Try all 3, see which one you like best. They honestly all accomplish the same task and can do roughly the same thing. As of Webpack 4, ESM is natively supported. Assets are fully supported by Rollup. Parcel bundle sizes are significantly smaller than they used to be. Seriously, just try them. The only caveat is that as far as I can tell Parcel is only for web apps and does not support bundling for NPM.

A new challenger approaches

ESM-based frontend “bundlers…compilers?”, I don’t know what to call them… are the cool new thing in the web dev world. They independently build each file in parallel getting rid of the traditional compilation step that people complain about with traditional bundlers.

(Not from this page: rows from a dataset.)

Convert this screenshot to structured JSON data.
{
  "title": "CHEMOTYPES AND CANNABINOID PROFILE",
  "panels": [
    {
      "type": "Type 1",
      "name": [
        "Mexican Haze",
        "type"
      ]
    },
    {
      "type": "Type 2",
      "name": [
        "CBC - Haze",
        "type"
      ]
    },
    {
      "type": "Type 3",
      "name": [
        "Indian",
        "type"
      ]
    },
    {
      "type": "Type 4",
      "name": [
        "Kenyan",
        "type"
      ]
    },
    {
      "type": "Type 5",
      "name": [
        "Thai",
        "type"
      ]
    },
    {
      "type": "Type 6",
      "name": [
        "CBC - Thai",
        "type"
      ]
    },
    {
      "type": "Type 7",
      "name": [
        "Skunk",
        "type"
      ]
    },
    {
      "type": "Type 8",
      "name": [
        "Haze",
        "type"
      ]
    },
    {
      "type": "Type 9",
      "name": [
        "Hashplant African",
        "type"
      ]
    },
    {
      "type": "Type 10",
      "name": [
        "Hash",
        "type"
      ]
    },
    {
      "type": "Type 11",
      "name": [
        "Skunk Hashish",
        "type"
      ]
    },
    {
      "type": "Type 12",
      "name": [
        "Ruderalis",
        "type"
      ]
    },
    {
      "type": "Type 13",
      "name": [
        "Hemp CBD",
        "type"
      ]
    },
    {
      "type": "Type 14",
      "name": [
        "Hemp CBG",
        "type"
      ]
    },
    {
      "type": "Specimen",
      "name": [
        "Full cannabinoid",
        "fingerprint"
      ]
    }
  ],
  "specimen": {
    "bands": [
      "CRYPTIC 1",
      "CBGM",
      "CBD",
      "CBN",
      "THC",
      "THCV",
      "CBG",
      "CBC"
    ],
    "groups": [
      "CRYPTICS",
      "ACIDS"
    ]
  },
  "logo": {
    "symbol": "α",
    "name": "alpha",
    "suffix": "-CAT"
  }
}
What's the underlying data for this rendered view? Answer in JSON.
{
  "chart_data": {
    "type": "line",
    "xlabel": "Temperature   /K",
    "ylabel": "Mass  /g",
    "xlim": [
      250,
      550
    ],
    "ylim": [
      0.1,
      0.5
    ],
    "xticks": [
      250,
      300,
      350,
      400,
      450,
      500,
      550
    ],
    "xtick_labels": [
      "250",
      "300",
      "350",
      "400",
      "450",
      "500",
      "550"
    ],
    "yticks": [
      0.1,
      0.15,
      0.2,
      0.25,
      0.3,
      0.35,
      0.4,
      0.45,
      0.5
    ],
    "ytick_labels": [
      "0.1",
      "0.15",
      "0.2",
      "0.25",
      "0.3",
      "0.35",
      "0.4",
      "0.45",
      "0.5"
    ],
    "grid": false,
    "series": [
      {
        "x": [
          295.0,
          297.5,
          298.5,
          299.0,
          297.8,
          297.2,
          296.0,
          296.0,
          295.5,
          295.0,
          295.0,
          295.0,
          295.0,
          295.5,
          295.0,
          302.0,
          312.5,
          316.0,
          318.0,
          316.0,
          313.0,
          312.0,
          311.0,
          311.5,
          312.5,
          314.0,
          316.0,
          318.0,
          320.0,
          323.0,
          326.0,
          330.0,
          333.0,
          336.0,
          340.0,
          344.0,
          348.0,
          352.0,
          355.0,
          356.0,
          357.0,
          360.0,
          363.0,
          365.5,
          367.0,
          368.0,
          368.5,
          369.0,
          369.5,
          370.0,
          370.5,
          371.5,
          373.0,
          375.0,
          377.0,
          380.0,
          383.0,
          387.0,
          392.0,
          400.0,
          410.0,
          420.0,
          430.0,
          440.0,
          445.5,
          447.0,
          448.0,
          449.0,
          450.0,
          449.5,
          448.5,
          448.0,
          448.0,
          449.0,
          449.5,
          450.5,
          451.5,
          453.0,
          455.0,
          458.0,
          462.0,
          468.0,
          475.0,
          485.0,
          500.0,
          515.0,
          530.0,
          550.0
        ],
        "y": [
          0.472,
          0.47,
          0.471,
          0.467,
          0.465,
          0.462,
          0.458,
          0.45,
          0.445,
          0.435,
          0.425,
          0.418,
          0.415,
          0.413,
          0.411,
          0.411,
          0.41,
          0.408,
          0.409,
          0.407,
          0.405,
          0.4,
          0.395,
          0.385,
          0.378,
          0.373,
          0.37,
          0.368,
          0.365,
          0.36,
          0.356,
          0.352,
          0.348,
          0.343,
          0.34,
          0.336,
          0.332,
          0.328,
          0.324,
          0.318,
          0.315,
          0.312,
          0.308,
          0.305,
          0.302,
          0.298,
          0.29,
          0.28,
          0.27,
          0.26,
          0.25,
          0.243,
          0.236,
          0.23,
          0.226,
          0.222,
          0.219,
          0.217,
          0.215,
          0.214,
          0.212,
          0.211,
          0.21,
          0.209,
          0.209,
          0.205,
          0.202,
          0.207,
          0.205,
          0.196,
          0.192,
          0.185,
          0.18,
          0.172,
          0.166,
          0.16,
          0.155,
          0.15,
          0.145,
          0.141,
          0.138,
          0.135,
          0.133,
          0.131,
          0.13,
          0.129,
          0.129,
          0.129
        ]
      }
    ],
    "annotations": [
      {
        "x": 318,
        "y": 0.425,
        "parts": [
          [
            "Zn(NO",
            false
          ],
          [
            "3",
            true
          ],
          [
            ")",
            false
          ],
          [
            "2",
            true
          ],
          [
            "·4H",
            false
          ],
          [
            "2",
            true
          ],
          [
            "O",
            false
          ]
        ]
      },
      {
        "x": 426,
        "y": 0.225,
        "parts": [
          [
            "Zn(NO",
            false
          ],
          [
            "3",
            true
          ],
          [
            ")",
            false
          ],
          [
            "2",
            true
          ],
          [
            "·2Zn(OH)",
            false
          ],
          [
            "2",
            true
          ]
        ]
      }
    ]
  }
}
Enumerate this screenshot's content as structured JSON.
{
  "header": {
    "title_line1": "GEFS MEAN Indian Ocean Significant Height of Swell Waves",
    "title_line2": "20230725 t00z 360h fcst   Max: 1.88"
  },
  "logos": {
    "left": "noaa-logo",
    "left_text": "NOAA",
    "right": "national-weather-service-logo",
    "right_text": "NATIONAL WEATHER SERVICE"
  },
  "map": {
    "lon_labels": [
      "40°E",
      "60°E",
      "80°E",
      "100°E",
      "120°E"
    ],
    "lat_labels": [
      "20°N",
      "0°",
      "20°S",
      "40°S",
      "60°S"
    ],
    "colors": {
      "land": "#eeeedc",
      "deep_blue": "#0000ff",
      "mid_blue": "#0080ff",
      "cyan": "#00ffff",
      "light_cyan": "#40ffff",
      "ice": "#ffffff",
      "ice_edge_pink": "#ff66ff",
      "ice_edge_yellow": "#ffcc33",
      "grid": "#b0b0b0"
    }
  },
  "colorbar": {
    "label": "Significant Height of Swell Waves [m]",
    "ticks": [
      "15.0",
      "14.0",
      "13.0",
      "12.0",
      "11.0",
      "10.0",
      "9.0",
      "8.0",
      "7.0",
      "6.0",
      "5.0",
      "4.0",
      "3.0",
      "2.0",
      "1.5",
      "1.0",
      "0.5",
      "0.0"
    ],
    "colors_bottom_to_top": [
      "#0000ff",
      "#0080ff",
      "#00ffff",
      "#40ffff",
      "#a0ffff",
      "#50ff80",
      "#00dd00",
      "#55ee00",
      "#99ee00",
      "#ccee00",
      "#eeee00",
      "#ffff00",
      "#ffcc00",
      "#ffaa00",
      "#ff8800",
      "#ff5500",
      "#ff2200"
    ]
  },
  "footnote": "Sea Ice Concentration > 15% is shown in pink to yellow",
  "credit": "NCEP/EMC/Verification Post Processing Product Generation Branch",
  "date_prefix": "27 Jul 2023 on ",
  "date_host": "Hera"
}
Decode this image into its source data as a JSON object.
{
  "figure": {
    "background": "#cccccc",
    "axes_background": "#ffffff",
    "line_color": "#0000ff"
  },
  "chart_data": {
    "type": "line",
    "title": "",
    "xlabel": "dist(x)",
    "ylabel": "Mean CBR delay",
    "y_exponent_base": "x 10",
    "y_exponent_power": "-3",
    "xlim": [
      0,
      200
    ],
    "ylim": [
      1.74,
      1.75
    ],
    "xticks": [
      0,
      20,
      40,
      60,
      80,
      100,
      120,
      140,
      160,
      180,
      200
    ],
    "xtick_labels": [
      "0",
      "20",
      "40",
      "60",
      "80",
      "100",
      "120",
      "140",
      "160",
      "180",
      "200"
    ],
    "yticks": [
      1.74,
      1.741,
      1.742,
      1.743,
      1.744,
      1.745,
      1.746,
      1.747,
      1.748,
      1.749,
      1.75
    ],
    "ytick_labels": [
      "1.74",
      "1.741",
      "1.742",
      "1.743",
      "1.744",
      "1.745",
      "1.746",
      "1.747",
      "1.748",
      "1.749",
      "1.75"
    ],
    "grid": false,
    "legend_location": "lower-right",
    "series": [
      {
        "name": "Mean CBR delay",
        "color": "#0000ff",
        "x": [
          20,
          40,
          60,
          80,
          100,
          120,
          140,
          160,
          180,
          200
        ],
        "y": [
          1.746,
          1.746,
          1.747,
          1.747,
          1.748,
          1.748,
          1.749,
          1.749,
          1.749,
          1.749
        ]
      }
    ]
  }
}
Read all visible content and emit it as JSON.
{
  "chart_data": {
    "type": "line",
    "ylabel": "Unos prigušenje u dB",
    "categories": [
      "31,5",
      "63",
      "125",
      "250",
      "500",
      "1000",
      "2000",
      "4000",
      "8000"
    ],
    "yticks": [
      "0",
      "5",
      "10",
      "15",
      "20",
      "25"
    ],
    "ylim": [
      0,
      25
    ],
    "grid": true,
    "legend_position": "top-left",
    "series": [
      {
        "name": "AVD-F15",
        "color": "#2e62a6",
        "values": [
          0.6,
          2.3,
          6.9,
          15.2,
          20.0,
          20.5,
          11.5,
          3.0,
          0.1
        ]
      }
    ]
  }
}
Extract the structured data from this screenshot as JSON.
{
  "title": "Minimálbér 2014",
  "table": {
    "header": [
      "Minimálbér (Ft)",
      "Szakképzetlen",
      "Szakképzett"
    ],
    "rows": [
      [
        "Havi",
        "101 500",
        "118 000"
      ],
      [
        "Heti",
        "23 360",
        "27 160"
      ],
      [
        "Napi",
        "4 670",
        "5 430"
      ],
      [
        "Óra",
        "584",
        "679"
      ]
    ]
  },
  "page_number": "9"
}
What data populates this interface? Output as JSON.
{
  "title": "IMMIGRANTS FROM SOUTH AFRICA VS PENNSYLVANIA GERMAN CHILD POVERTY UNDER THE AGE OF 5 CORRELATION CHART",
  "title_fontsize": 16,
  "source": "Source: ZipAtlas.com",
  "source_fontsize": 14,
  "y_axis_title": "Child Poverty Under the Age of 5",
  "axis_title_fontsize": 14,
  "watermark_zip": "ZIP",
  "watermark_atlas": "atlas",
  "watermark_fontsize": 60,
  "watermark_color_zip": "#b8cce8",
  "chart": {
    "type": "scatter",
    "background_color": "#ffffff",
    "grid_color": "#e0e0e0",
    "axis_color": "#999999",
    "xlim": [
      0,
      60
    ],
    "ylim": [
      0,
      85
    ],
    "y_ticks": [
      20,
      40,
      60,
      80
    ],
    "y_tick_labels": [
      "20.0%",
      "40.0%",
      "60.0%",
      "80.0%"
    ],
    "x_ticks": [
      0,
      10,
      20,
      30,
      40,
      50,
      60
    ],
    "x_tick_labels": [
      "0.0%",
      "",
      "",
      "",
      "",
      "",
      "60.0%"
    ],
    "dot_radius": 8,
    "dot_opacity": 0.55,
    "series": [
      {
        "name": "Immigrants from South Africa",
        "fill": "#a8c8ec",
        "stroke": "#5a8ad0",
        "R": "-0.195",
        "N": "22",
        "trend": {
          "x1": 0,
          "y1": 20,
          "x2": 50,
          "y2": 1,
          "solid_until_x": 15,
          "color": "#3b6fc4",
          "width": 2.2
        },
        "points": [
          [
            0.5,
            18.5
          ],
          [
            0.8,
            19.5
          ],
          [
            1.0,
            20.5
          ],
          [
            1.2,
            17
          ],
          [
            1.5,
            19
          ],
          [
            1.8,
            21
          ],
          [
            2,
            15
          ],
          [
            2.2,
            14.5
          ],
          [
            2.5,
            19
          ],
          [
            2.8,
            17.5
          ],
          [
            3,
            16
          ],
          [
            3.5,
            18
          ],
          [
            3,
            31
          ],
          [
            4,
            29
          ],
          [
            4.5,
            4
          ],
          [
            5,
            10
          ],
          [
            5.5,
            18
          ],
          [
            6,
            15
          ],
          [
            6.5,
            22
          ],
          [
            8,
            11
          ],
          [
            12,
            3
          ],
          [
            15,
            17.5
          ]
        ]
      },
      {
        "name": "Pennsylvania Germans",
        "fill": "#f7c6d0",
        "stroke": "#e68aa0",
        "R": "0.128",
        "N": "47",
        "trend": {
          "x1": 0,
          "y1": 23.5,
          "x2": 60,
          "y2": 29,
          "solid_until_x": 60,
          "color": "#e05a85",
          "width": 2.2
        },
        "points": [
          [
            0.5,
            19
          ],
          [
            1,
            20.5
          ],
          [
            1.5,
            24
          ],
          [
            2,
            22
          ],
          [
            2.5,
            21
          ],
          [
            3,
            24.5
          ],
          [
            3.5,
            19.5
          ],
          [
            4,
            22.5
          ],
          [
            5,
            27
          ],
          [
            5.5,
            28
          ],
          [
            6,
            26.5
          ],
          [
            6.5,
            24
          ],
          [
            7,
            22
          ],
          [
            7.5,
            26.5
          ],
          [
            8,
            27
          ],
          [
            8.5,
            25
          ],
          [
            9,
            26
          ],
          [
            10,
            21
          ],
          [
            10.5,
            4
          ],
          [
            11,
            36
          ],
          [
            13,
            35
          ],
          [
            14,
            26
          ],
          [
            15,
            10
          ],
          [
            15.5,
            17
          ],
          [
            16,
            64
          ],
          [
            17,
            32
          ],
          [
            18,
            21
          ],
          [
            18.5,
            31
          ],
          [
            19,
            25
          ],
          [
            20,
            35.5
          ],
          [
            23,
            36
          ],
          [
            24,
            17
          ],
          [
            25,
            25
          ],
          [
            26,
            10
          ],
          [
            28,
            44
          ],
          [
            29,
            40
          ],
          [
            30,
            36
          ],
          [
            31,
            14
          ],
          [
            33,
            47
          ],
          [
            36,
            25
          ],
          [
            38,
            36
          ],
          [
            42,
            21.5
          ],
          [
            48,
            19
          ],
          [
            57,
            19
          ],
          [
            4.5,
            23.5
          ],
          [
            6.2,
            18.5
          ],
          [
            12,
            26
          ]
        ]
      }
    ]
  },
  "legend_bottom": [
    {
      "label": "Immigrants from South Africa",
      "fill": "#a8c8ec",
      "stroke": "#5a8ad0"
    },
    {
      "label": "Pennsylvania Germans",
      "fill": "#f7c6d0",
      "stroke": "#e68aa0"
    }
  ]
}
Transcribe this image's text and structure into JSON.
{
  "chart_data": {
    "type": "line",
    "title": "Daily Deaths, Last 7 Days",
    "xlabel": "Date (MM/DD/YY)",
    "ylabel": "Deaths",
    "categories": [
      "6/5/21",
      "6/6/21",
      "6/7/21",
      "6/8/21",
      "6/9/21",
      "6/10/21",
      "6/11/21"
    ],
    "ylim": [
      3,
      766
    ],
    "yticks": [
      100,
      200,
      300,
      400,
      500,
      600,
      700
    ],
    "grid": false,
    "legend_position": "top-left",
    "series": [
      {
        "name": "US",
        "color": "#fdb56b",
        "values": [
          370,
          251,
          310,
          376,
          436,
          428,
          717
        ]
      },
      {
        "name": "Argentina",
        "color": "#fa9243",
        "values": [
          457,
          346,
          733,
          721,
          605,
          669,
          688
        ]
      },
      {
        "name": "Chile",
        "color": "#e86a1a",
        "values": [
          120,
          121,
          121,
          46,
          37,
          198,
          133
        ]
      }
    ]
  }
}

The current issue with compilation is it can be quite slow, especially when you stop to consider changing 1 file can trigger a rebuild of your entire bundle including babel transforms, postcss builds, and everything in between.

The new ESM-based build tools like Snowpack and Vite leverage the ES6 import / export syntax to be able to provide blazing fast unbundled development environments to increase productivity. This means the compilation step is gone! No more waiting for bundles to regenerate.

Everything is independent. There is no massive recompilation on a single file change. It also more closely mimics a browser environment which all evergreen browsers (Chrome, Edge, Firefox) fully support ESM-based import / export syntax. And with the advent of HTTP/2 protocols, the issue of multiple waterfall network requests may soon be a thing of the past for assets.

Right now adoption is quite fast even though ESM-based compilers are fairly new. They have gained a significant amount of traction in the web development community.

In fact, I’m currently working on Snowpacker , a Ruby on Rails integration with Snowpack to bring unbundled development environments to the Rails world. The project is not quite ready for release yet, but significant strides have been made and a release should be on the horizon.

Summary

Parcel, Webpack, and Rollup are all great. Use whichever one you want. Historically Webpack was for websites due to its full feature set, Rollup was for libraries due to lack of asset handling and minimalism, and Parcel was for prototypes due to large bundle sizes, but I feel all 3 statements above are no longer true due to vast improvements by all 3 libraries, use whatever you are most comfortable with.

ESM-based build tools like Vite and Snowpack are showing great promise and appear to be the future of the frontend.